Some days, it seems hard for Jack just to function as a man. If you catch him at the right moment, there are sores visible on his face and it’s hard to understand what he’s saying.

“Sometimes I feel like a confused boy trapped in this old-fart body. I was never supposed to be this old,” Jack says on a Tuesday afternoon, walking around his apartment, pouring vodka into a vanilla Ensure at one point. “I’m a bad boy and bad boys were never supposed to live this long.”

He’s in tight black jeans, a pair of black leather trainers, and a garishly adorned windbreaker that could be Givenchy, if I wasn’t quite sure of Jack’s disdain for most identity politics of fashion. “Do you know who made your shirt?” He asks with mock contempt.

He’s looking for something, talking about his age as he walks around. He finds it: an orange bath towel.

“What the fuck am I doing here? It’s a bite of a reality sandwich, man.” It’s early and he still doesn’t have that perfect smile filling his face yet.
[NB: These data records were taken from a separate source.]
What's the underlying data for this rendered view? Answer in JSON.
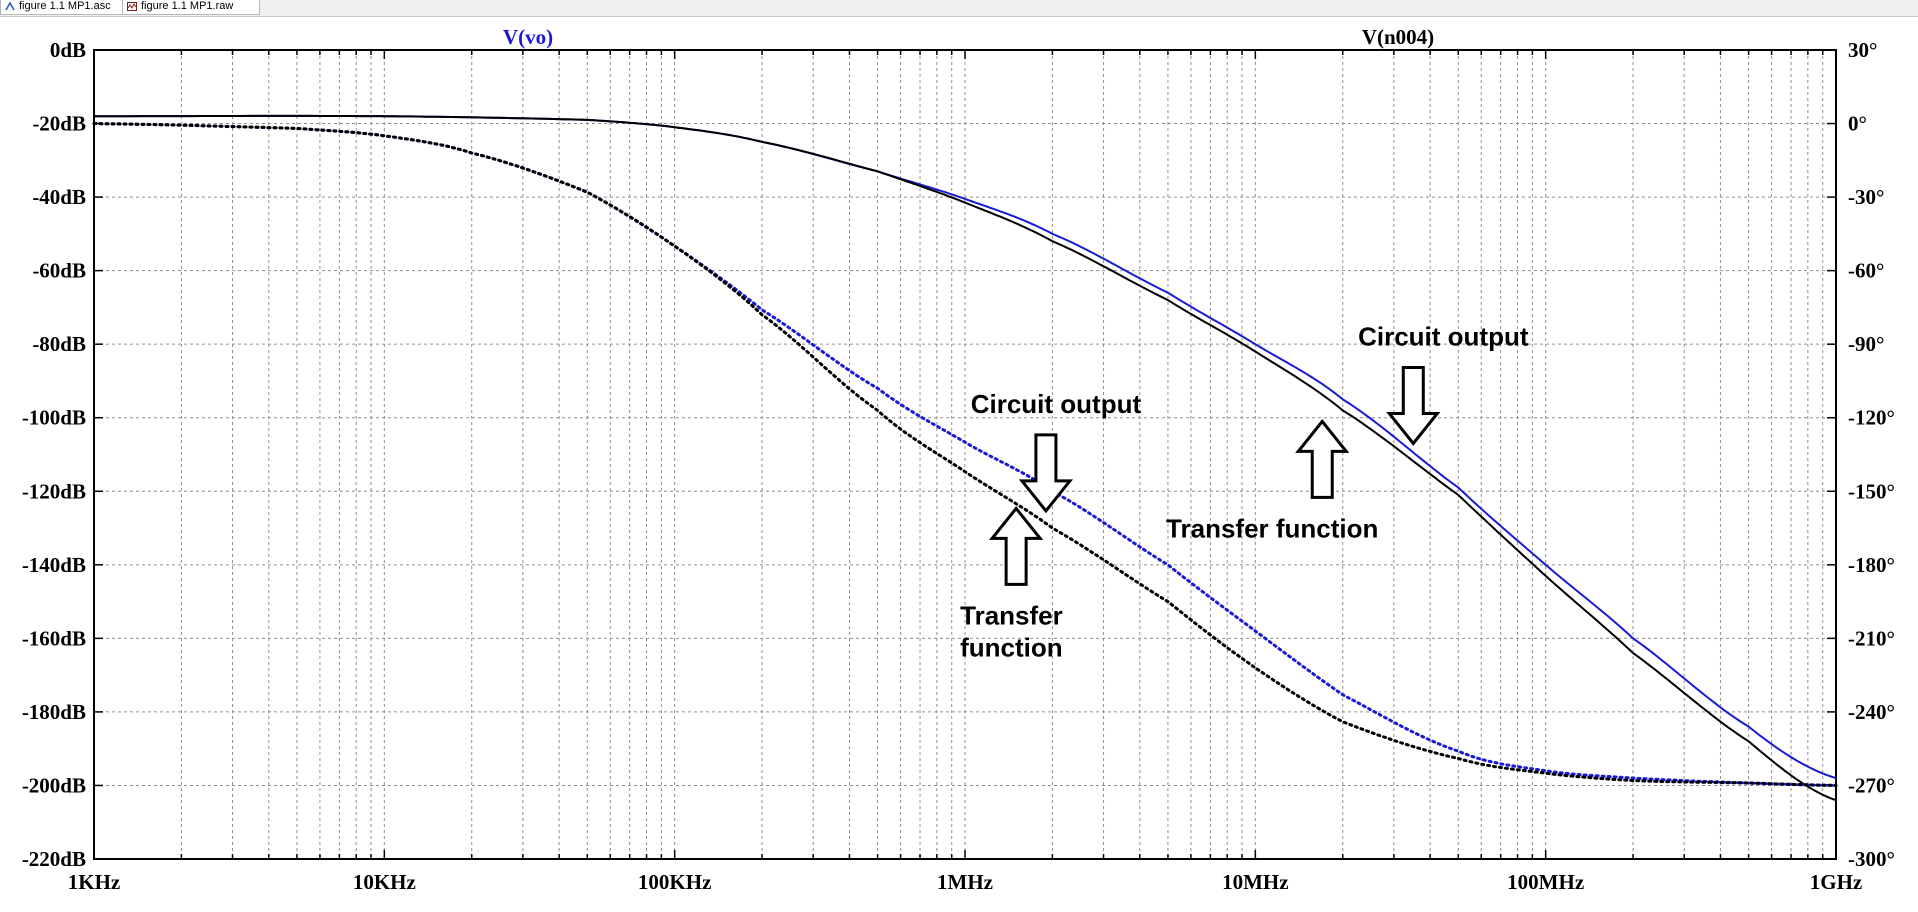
{
  "tabs": [
    {
      "label": "figure 1.1 MP1.asc",
      "icon": "schematic-icon"
    },
    {
      "label": "figure 1.1 MP1.raw",
      "icon": "waveform-icon"
    }
  ],
  "chart_data": {
    "type": "line",
    "x_scale": "log",
    "x_range_hz": [
      1000,
      1000000000
    ],
    "x_tick_labels": [
      "1KHz",
      "10KHz",
      "100KHz",
      "1MHz",
      "10MHz",
      "100MHz",
      "1GHz"
    ],
    "y_left_range_db": [
      -220,
      0
    ],
    "y_left_tick_labels": [
      "0dB",
      "-20dB",
      "-40dB",
      "-60dB",
      "-80dB",
      "-100dB",
      "-120dB",
      "-140dB",
      "-160dB",
      "-180dB",
      "-200dB",
      "-220dB"
    ],
    "y_right_range_deg": [
      -300,
      30
    ],
    "y_right_tick_labels": [
      "30°",
      "0°",
      "-30°",
      "-60°",
      "-90°",
      "-120°",
      "-150°",
      "-180°",
      "-210°",
      "-240°",
      "-270°",
      "-300°"
    ],
    "grid": true,
    "trace_titles": [
      {
        "label": "V(vo)",
        "color": "#1a1ad6"
      },
      {
        "label": "V(n004)",
        "color": "#000000"
      }
    ],
    "series": [
      {
        "color": "#1a1ad6",
        "style": "solid",
        "axis": "left",
        "x_hz": [
          1000,
          10000,
          50000,
          100000,
          200000,
          500000,
          1000000,
          2000000,
          5000000,
          10000000,
          20000000,
          50000000,
          100000000,
          200000000,
          500000000,
          1000000000
        ],
        "y_db": [
          -18,
          -18,
          -19,
          -21,
          -25,
          -33,
          -40.5,
          -50,
          -66,
          -80,
          -95,
          -119,
          -140,
          -160,
          -184,
          -198
        ]
      },
      {
        "color": "#000000",
        "style": "solid",
        "axis": "left",
        "x_hz": [
          1000,
          10000,
          50000,
          100000,
          200000,
          500000,
          1000000,
          2000000,
          5000000,
          10000000,
          20000000,
          50000000,
          100000000,
          200000000,
          500000000,
          1000000000
        ],
        "y_db": [
          -18,
          -18,
          -19,
          -21,
          -25,
          -33,
          -41.5,
          -52,
          -68,
          -82,
          -98,
          -121,
          -143,
          -164,
          -188,
          -204
        ]
      },
      {
        "color": "#1a1ad6",
        "style": "dotted",
        "axis": "right",
        "x_hz": [
          1000,
          5000,
          10000,
          20000,
          50000,
          100000,
          200000,
          500000,
          1000000,
          2000000,
          5000000,
          10000000,
          20000000,
          50000000,
          100000000,
          200000000,
          500000000,
          1000000000
        ],
        "y_deg": [
          0,
          -2,
          -5,
          -12,
          -28,
          -50,
          -76,
          -108,
          -130,
          -150,
          -180,
          -207,
          -233,
          -256,
          -264,
          -267,
          -269,
          -270
        ]
      },
      {
        "color": "#000000",
        "style": "dotted",
        "axis": "right",
        "x_hz": [
          1000,
          5000,
          10000,
          20000,
          50000,
          100000,
          200000,
          500000,
          1000000,
          2000000,
          5000000,
          10000000,
          20000000,
          50000000,
          100000000,
          200000000,
          500000000,
          1000000000
        ],
        "y_deg": [
          0,
          -2,
          -5,
          -12,
          -28,
          -50,
          -78,
          -117,
          -142,
          -165,
          -195,
          -222,
          -244,
          -259,
          -265,
          -268,
          -269,
          -270
        ]
      }
    ],
    "annotations": [
      {
        "lines": [
          "Circuit output"
        ],
        "arrow": "down",
        "target": "blue-dotted-phase",
        "x_hz": 1900000,
        "y_deg": -158
      },
      {
        "lines": [
          "Transfer",
          "function"
        ],
        "arrow": "up",
        "target": "black-dotted-phase",
        "x_hz": 1500000,
        "y_deg": -157
      },
      {
        "lines": [
          "Circuit output"
        ],
        "arrow": "down",
        "target": "blue-solid-magnitude",
        "x_hz": 35000000,
        "y_db": -107
      },
      {
        "lines": [
          "Transfer function"
        ],
        "arrow": "up",
        "target": "black-solid-magnitude",
        "x_hz": 17000000,
        "y_db": -101
      }
    ]
  }
}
It’s a process to put them in. Jack has it down to a science. The towel across his lap. Two white wafers of Sea-Bond, trimmed to fit his mouth, a gob of pink Fixodent between them. A sewing needle pierces the Fixodent-and-Seabond sandwich to seep the goo into both sides. The sandwich goes into a small tub of water to soak. More pink dots of Fixodent on the top and the bottom sets of the teeth. Cleaning up the dripping water with the orange bath towel. The wafers mold into the top of the dentures. Then in the teeth go. It takes about 30 minutes.

He then starts rolling a massive joint. It takes far less time.

“What are you talking about?” He replies when I tell him I have another appointment I need to be sober for. “This is for you to take away. Share it with your friends.” And then there’s that wolfish grin.

When I tell Jack I have to leave, he gets up, gold chains swinging from his neck. He walks around his desk and puts both his hands on my shoulders.

“Hey,” he says to me, entirely too earnest. “Just keep doing what you’re doing. I love you, man.” He gives me a big hug and tells me again that the door is always unlocked. As I head down the stairs, he calls out.

“You’re the boss, applesauce. That’s the majesty of the children.”